Catherine Hallam, head of private client services at Burges Salmon, says if you want to protect your non-marital assets in the event of a possible divorce, you should think twice before gifting them to your partner for tax reasons. Note that married couples who have put in place a pre-nuptial agreement may be treated differently.
Having dealt with a surge in legal battles over inheritances gifted to spouses to cut tax bills - mainly involving the breakups of second marriages that occur later in life - she told the Investors Chronicle: "Tax planning is not a defence in court if you want your assets back once you’ve given them to your partner, and judges are only getting stricter about what counts as marital and non martial assets."
Mrs. Hallam condemns financial planners for not addressing the issue, but Gerry Brown, technical manager at Prudential, has an entirely different view on the touchy issue. He says people shouldn't be tax planning with the mindset they might get divorced.
"You should focus on the tax you can save now rather than worrying about something that might never happen. And the vast majority of couples will stay together until one of them dies, so it's better to focus on how much money they could be saving through reducing their tax bill now," he says.

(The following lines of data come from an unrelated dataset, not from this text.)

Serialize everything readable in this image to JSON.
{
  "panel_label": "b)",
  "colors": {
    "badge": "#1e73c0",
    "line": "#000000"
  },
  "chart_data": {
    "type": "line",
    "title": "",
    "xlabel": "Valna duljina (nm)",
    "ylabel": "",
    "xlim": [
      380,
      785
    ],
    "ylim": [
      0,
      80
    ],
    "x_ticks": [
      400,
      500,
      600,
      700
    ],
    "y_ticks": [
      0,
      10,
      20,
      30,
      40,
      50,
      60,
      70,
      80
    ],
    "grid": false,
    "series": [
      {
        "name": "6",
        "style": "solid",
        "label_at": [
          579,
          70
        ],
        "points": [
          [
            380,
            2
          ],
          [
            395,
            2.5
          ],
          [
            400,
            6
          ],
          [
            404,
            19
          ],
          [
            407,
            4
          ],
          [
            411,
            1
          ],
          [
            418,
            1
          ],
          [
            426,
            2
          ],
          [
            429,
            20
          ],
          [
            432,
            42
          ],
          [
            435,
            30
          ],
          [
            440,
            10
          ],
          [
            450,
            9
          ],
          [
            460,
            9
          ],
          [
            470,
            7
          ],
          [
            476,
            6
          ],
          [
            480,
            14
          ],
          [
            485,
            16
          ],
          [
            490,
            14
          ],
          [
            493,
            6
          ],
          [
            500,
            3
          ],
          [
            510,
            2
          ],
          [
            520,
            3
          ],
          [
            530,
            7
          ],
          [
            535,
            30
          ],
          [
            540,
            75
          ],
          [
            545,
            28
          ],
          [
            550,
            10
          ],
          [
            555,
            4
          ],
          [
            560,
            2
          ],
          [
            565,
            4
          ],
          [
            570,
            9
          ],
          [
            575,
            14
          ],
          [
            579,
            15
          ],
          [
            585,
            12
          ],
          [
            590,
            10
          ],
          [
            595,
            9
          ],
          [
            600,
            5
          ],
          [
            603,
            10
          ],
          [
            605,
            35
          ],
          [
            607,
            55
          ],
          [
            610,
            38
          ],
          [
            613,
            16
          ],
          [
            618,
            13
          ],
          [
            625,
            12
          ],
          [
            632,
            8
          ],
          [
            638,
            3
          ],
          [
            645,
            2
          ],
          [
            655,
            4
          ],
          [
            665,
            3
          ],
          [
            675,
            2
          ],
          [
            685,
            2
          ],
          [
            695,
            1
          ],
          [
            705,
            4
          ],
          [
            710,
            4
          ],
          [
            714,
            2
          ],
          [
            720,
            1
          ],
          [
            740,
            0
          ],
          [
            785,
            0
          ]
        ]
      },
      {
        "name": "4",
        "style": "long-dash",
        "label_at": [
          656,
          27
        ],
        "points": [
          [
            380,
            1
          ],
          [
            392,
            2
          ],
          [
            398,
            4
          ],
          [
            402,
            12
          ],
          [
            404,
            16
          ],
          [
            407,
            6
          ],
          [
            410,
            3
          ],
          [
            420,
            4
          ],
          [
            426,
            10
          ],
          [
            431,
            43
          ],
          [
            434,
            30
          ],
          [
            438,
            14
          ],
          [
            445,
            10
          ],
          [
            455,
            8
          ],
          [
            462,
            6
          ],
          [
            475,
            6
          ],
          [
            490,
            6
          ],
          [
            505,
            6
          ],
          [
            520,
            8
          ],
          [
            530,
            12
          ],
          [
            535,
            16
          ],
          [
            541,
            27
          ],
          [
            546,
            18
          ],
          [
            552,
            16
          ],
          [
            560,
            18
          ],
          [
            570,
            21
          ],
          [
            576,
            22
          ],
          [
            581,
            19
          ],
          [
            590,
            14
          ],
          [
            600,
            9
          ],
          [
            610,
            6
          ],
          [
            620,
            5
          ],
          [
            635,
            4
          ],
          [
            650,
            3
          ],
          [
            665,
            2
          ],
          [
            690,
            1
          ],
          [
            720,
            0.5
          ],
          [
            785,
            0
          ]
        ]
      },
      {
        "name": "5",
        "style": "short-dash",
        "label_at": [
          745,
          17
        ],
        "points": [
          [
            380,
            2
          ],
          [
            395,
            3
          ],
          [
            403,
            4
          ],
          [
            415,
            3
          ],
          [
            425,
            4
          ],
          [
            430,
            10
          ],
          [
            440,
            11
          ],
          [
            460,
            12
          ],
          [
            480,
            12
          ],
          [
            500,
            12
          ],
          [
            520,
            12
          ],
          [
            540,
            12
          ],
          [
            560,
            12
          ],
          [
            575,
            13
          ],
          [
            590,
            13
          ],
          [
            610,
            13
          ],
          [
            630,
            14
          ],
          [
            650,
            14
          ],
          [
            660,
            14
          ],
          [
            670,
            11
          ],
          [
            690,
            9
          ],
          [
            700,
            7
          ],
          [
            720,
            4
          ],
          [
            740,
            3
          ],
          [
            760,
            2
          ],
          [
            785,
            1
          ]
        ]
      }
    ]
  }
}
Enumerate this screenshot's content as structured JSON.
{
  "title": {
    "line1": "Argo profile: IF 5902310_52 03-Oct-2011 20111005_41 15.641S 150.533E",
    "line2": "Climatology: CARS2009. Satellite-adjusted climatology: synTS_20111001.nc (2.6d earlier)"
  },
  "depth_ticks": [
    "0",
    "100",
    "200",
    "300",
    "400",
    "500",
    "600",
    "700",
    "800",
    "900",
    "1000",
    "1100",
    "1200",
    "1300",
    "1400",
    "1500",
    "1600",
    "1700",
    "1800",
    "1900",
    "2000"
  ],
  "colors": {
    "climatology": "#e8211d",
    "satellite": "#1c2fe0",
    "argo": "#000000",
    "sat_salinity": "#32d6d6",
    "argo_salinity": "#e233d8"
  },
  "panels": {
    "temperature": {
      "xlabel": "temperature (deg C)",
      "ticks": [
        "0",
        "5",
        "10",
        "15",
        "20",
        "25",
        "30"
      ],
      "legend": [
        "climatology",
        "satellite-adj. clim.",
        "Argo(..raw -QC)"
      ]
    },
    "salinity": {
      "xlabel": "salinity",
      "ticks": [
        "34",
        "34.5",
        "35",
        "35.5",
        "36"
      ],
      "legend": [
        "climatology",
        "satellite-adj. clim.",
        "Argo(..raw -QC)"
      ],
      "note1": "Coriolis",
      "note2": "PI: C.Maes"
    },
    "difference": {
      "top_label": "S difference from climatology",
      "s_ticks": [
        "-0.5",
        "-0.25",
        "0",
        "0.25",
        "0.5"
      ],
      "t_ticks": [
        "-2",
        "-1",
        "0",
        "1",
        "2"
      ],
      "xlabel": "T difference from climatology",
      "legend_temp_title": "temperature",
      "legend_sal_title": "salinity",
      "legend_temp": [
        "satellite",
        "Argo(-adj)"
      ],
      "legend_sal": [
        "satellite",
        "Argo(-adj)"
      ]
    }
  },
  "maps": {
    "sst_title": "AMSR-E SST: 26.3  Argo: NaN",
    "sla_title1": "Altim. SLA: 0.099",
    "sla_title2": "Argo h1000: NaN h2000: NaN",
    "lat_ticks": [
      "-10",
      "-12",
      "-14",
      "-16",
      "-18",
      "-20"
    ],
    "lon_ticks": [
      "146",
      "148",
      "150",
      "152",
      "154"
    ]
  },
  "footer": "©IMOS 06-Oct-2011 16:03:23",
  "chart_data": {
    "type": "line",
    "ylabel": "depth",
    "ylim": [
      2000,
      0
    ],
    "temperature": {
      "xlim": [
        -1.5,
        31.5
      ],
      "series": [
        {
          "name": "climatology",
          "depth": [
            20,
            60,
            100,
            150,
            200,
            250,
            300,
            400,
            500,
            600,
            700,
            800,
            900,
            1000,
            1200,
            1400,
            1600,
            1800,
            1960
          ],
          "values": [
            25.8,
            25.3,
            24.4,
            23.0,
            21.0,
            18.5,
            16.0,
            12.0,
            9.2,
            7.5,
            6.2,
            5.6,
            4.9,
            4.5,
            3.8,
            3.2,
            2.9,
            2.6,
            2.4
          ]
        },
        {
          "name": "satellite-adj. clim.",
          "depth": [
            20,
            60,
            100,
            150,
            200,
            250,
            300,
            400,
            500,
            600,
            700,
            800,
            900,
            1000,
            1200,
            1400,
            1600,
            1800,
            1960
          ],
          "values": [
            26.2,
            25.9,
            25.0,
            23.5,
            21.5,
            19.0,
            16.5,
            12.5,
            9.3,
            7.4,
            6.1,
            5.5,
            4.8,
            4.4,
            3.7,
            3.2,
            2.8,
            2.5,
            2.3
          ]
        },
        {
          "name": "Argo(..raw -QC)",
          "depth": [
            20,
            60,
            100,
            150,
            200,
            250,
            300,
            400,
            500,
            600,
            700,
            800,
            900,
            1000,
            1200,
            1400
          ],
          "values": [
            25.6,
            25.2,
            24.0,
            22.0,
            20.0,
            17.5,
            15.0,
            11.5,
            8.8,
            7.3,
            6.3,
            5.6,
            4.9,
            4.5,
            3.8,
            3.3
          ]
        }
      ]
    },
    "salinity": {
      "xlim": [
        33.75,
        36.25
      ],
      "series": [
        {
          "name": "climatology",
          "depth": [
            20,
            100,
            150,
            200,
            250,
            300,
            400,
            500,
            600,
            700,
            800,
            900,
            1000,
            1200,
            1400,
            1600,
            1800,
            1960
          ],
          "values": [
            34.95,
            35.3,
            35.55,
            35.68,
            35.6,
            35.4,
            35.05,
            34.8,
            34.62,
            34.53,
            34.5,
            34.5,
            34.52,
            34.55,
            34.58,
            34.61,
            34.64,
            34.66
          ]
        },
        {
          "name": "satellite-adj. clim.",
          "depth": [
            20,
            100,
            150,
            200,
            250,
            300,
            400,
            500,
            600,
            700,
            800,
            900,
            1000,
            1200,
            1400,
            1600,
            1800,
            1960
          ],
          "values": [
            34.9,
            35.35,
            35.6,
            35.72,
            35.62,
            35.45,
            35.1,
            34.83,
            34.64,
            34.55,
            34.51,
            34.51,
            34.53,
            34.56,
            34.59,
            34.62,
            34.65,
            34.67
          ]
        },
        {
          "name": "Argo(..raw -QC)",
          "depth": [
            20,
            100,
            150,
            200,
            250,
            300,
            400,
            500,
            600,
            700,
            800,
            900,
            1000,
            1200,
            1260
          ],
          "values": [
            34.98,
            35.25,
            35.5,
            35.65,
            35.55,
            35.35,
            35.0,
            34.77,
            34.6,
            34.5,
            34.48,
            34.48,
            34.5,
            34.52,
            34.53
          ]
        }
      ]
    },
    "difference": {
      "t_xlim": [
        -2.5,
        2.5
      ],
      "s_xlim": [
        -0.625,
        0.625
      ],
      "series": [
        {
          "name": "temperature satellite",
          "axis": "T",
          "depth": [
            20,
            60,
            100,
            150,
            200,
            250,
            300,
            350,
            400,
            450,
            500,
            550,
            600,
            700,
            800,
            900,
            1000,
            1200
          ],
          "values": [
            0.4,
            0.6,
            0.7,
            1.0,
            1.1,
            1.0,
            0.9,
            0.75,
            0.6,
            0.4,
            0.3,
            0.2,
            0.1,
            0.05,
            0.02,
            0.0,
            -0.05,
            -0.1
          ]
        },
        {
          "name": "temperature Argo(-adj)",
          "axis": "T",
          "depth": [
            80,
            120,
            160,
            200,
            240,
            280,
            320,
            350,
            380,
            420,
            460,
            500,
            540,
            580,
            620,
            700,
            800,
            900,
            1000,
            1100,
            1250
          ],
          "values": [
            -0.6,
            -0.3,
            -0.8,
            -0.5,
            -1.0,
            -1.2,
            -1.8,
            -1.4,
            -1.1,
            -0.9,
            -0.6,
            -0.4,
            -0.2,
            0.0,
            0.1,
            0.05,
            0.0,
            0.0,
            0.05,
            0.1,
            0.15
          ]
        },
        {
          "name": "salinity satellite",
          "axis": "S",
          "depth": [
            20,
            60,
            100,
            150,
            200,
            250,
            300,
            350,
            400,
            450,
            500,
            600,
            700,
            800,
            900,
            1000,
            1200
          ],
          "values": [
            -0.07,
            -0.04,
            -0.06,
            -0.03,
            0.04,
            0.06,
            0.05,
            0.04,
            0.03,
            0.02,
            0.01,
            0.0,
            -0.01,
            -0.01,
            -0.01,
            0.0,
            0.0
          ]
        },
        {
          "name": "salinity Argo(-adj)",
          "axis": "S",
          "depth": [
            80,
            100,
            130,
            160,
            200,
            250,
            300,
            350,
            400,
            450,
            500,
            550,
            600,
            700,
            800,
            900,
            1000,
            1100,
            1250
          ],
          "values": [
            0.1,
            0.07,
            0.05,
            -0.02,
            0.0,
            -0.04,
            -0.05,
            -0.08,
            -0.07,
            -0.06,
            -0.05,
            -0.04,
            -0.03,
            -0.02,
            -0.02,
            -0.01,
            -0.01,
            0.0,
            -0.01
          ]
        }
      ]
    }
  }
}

Marital and non-marital assets
Marital assets are normally divided equally on divorce. They are assets and pensions which have been built up during a marriage. The law does not make a distinction between the efforts of the breadwinner and the homemaker, so assets accumulated from one party's business or employment will fall into this category.
Non-marital assets are defined as assets acquired by family gift or inheritance, or owned by one party prior to the marriage.
Where an equal division of marital assets leaves each party with enough to meet their needs, non-marital assets will not be divided equally but will be left with the party who owns them.